Wednesday, November 5, 2014 - 2:00pm
Fung Auditorium, Powell-Focht Bioengineering Hall
Chad A. Mirkin, Ph.D.
George B. Rathmann Professor of Chemistry
Director of the International Institute for Nanotechnology
Sperical Nucleic Acid (SNA) Nanostructures as Intracellular Probes and Gene Regulation Agents
The natural defenses of biological systems for exogenous oligonucleotides, such as synthetic antisense DNA and siRNA, present many challenges for the delivery of nucleic acids in an efficient, non-toxic, and non-immunogenic fashion. Indeed, because nucleic acids are negatively charged and prone to enzymatic degradation, researchers have historically relied on transfection agents such as cationic polymers, liposomes, and modified viruses to facilitate cellular entry and protect delivered biomolecules from degradation.
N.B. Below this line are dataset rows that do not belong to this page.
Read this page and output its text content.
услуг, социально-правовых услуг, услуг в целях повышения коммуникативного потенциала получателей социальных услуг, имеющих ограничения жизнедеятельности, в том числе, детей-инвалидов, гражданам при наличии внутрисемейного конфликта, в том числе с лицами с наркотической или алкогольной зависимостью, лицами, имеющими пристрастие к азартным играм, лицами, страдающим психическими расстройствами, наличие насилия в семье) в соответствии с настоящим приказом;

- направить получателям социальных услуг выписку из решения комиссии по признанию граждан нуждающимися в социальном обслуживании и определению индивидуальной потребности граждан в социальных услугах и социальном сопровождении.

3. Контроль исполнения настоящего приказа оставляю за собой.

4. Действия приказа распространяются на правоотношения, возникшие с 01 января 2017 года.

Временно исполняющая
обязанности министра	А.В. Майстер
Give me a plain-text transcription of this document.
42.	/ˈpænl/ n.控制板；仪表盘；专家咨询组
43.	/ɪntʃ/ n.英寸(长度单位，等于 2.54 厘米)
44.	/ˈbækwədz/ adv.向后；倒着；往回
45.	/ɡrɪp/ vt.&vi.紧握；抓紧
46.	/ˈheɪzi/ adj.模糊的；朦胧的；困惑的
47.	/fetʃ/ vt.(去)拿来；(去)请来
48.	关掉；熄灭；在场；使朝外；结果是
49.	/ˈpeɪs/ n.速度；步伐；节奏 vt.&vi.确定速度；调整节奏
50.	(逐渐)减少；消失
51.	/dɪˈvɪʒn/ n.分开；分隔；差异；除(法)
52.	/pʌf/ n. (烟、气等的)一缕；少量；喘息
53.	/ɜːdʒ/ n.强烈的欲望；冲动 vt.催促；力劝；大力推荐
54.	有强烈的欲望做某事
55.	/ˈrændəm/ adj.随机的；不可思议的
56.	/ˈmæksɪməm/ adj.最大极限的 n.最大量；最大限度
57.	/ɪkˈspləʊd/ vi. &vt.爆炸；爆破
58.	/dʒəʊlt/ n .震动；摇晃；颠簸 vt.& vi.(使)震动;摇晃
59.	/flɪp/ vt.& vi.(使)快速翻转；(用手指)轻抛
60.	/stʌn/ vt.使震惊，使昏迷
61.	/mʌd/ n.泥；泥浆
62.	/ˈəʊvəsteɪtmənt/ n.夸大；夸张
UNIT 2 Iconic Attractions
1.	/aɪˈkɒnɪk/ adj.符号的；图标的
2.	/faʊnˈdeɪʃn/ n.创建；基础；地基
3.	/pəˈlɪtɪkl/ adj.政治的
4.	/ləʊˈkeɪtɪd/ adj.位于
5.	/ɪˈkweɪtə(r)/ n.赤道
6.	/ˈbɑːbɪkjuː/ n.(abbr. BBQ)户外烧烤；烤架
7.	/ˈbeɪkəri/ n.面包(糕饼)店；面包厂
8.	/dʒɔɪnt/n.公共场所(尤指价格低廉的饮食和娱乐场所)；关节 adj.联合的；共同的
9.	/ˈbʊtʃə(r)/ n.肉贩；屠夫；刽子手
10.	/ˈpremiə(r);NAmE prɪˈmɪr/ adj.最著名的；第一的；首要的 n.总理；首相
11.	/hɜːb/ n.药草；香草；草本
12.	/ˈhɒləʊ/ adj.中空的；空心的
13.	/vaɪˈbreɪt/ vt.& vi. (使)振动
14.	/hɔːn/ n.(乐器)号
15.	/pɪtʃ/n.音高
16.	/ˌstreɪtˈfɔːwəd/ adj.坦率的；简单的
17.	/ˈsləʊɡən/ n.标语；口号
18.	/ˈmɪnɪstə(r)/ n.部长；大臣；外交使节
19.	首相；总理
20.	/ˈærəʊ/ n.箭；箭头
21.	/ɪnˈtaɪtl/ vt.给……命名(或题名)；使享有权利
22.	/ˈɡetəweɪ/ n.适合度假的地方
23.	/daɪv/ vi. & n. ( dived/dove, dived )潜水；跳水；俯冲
However, each of these platforms is subject to several drawbacks, which include toxicity at high concentrations, the requirement of specialty nucleic acids to enhance stability, and severe immunogenicity. Spherical nucleic acid (SNA) gold nanoparticle conjugates (inorganic nanoparticle cores functionalized with a spherical shell of densely organized, highly oriented nucleic acids) pose one possible solution for circumventing these problems in the context of gene regulation (antisense RNAi) and immunomodulatory pathways. Remarkably, these highly negatively charged SNA structures do not require cationic transfection agents or additional particle surface modifications and naturally enter all cell lines tested to date (over 50, including primary cells). Further work has shown the cellular uptake of these particles to be dependent upon DNA surface density: higher densities lead to higher levels of particle uptake. The high-density polyvalent nucleic acid surface layer engages scavenger receptors from the cells that facilitate endocytosis. Moreover, the ion cloud associated with the high-density oligonucleotide shell, combined with steric inhibition at the surface of the particles, inhibits enzymatic nucleic acid degradation and activation of the enzymes that trigger the innate immune response of certain cells. In this talk, methods to synthesize such structures and novel applications that take advantage of the interesting properties unique to spherical and other forms of three-dimensional nucleic acids will be described.
Dr. Chad A. Mirkin is the Director of the International Institute for Nanotechnology, the George B. Rathmann Professor of Chemistry, Professor of Chemical and Biological Engineering, Professor of Biomedical Engineering, Professor of Materials Science & Engineering, and Professor of Medicine. He is a chemist and a world renowned nanoscience expert, who has authored over 565 manuscripts, and inventor on over 930 patent applications worldwide (246 issued). Dr. Mirkin has been recognized for his accomplishments with over 90 national and international awards. These include the Linus Pauling Medal, the $500,000 Lemelson-MIT Prize, the Raymond and Beverly Sackler Prize in the Physical Sciences, the Feynman Prize in Nanotechnology, an Honorary Degree from Nanyang Technological Univ. Singapore, the Lee Kuan Yew Distinguished Visitor to Singapore, and the ACS Award for Creative Invention. He is a Member of the President's Council of Advisors on Science & Technology (PCAST, Obama Administration), and one of only 15 scientists, engineers, and medical doctors to be elected to all three US National Academies (the Institute of Medicine, the Natl. Academy of Sciences, and the Natl. Academy of Engineering). He is also a Fellow of the American Academy of Arts and Sciences. He is the founding editor of the journal Small and the founder of three companies, Nanosphere, Inc., AuraSense, LLC, and AuraSense Therapeutics, LLC. Dr. Mirkin holds a B.S. degree from Dickinson College and a Ph.D. degree from Penn State. He was an NSF Postdoc at MIT prior to becoming a Professor at Northwestern in 1991.